The Supreme court while upholding “public interest” has pronounced that when any deal/agreement/information pertaining to the government is already in the public domain, even though the source of the said information is under challenge being procured in unauthorized manner and more particularly in violation of the provisions of Official Secrets Act, 1923, still the Court shall decide in favor of disclosure and consideration of any such information and evidence if it finds that “public interest” is put to any jeopardy.

On this issue the Bench observed,

Insofar as the claim of privilege is concerned, on the very face of it, Section 123 of the Indian Evidence Act, 1872 relates to unpublished public records. As already noticed, the three documents have been published in different editions of ‘The Hindu’ newspaper. That apart, as held in S.P. Gupta vs. Union of India, AIR 1982 SC, 149 a claim of immunity against disclosure under Section 123 of the Indian Evidence Act has to be essentially adjudged on the touchstone of public interest and to satisfy itself that public interest is not put to jeopardy by requiring disclosure the Court may even inspect the document in question though the said power has to be sparingly exercised. Such an exercise, however, would not be necessary in the present case as the document(s) being in public domain and within the reach and knowledge of the entire citizenry, a practical and common sense approach would lead to the obvious conclusion that it would be a meaningless and an exercise in utter futility for the Court to refrain from reading and considering the said document or from shutting out its evidentiary worth and value. As the claim of immunity under Section 123 of the Indian Evidence Act is plainly not tenable, we do not consider it necessary to delve into the matter any further. 

The ultimate test of admissibility of the evidence lies in its relevancy unless there is any express or necessarily implied prohibition in the Constitution or any other law that evidence obtained as a result of illegal search or seizure is liable to be shut out.
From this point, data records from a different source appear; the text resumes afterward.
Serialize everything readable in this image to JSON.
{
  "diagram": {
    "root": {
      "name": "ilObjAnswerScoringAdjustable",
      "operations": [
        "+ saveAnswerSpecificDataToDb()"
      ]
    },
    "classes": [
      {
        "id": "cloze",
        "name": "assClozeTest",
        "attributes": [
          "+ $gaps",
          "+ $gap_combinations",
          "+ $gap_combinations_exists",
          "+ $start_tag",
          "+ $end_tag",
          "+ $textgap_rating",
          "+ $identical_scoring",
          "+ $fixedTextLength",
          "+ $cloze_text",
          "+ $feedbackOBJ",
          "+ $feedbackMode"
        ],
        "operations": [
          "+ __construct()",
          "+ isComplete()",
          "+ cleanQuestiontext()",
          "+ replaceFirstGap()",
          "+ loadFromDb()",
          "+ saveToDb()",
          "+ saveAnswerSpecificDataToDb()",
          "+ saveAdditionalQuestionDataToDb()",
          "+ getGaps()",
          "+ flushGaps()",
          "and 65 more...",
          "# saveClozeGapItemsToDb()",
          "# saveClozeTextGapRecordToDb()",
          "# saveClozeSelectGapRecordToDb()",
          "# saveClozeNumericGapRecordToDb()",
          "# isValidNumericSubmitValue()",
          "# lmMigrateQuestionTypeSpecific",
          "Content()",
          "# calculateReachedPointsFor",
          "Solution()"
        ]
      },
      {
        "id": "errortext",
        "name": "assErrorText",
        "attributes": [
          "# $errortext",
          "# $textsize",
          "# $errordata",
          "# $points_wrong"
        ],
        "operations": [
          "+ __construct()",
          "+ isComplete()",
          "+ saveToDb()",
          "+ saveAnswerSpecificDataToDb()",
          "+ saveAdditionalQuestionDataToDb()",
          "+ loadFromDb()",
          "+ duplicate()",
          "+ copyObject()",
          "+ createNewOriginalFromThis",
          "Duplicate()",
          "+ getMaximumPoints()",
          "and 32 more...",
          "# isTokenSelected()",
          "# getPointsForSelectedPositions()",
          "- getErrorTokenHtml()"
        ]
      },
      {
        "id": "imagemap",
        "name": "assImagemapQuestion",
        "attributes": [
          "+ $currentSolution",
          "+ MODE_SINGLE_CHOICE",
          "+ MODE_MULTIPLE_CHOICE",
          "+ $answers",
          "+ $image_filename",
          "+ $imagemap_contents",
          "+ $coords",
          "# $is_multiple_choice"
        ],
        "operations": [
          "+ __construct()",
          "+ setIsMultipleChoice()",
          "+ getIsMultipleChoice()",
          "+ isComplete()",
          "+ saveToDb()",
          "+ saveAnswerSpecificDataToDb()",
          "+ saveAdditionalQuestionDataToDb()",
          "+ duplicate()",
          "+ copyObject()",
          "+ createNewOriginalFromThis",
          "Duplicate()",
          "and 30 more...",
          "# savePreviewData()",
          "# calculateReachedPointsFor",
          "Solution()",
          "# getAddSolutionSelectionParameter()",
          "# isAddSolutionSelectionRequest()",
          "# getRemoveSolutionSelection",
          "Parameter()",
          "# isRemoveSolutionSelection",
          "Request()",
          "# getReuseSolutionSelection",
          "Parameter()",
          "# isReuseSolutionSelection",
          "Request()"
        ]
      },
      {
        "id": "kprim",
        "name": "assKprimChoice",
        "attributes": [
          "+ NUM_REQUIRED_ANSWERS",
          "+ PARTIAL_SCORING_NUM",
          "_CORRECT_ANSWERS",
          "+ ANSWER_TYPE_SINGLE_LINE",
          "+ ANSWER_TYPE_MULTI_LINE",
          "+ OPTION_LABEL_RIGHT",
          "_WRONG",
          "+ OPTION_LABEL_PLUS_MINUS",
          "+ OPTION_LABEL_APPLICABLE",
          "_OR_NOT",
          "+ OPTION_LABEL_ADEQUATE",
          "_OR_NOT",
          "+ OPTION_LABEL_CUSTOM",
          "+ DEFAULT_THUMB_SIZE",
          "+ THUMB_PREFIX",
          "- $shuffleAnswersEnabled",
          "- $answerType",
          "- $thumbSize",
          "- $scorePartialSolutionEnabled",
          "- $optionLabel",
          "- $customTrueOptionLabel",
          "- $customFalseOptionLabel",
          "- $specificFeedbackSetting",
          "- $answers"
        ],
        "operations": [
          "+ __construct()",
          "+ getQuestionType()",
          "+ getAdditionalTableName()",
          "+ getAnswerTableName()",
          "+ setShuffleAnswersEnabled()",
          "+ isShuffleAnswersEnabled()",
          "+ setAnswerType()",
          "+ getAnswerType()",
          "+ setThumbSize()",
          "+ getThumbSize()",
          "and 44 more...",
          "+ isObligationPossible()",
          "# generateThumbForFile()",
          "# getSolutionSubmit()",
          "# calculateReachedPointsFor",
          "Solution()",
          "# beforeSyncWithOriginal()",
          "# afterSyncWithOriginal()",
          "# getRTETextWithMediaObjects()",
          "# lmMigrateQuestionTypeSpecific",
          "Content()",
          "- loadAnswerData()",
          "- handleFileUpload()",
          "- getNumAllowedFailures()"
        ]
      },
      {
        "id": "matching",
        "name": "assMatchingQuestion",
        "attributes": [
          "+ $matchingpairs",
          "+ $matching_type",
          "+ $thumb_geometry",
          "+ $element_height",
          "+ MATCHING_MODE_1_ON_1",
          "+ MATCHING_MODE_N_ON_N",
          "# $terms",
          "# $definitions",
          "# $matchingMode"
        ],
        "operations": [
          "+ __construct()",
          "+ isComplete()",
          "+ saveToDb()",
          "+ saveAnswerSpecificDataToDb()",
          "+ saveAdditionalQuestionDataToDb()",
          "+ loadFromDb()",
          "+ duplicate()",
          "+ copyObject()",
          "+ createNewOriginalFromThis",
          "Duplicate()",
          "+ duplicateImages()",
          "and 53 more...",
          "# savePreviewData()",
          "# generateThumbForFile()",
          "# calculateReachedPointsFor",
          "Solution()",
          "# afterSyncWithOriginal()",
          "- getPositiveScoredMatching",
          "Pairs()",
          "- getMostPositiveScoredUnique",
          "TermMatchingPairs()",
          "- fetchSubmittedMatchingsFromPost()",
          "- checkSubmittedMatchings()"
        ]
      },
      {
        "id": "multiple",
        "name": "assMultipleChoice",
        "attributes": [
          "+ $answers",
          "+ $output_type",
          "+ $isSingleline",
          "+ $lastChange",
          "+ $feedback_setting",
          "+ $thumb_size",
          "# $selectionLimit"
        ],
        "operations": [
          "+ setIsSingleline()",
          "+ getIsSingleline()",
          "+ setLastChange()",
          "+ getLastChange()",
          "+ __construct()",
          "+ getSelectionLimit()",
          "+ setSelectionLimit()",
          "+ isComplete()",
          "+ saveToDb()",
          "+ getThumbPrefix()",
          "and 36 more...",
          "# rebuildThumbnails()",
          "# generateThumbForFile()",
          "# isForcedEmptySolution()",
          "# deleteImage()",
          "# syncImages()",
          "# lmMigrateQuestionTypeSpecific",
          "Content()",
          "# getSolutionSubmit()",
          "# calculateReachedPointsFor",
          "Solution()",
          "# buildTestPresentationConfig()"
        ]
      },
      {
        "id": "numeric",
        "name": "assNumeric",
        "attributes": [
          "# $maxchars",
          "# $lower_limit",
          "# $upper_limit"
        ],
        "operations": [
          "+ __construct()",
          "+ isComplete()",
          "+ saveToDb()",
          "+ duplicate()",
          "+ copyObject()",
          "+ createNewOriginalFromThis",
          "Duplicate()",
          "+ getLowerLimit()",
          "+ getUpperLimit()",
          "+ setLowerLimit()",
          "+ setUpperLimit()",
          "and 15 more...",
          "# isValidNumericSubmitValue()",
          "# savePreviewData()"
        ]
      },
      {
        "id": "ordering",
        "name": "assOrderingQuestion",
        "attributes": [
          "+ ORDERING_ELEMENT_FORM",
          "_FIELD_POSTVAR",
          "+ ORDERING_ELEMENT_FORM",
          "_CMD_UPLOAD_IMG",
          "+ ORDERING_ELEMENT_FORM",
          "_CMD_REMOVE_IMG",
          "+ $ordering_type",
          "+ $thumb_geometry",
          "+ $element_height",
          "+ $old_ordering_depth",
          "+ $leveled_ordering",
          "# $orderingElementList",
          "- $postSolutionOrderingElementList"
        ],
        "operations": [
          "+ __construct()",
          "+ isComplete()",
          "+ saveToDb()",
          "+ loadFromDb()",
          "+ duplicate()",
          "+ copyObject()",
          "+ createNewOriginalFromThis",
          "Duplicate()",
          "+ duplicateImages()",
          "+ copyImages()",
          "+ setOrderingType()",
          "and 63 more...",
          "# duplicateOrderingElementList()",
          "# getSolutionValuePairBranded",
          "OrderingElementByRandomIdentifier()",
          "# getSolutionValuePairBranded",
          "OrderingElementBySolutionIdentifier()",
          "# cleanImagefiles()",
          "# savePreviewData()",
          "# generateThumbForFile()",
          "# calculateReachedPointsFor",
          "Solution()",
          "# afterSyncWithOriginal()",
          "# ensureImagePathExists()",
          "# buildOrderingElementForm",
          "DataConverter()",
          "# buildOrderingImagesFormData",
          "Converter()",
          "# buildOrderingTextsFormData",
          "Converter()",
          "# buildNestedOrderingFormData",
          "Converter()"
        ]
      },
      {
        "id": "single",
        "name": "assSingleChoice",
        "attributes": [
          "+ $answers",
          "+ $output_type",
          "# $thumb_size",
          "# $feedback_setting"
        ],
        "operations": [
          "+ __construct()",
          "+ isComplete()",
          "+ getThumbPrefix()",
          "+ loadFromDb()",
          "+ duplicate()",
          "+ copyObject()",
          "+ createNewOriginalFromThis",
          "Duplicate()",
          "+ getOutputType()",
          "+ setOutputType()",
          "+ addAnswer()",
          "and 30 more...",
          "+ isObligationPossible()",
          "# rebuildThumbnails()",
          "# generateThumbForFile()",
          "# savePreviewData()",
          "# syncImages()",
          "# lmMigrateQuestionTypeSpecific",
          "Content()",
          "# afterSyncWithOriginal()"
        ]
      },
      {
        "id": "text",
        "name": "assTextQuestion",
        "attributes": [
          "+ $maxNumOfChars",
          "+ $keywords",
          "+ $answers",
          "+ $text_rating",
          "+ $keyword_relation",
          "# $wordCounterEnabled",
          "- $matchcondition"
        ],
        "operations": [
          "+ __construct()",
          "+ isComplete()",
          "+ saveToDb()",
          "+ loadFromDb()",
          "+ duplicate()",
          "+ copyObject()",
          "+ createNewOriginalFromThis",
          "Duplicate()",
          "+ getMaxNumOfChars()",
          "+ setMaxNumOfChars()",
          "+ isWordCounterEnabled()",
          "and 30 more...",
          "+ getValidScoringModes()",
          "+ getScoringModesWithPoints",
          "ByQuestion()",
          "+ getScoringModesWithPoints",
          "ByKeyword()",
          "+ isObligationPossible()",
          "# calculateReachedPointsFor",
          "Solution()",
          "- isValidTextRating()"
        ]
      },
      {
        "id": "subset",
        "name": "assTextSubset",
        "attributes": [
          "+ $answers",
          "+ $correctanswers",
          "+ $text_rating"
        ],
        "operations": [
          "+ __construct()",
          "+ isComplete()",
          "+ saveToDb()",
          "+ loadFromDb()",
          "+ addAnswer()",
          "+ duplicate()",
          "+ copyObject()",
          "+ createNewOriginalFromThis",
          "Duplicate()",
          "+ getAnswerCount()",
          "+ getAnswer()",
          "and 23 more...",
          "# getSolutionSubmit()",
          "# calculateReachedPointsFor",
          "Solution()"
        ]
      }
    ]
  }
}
Supreme Court has upheld the issue of freedom of press and right of publication to be in consonance with the fundamental rights of freedom of speech and expression guaranteed under Constitution of India and in this regard placed reliance upon the US Supreme Court Judgment in “New York Times Company vs United States” wherein Marshall, J declined to recognize the right of the Government to seek any restraint order on publication of certain papers titled “Pentagon Papers” on the ground that the first amendment to the US Constitution guaranteed freedom of press and did not contemplate any restriction on publication of items or materials specified in the Code.

The Court has rightly held that the claim of privilege under Section 123 of Indian Evidence Act, 1872 relates to unpublished public records and that apart, the claim of immunity against disclosure has to be essentially adjudged on the touchstone of “public interest”.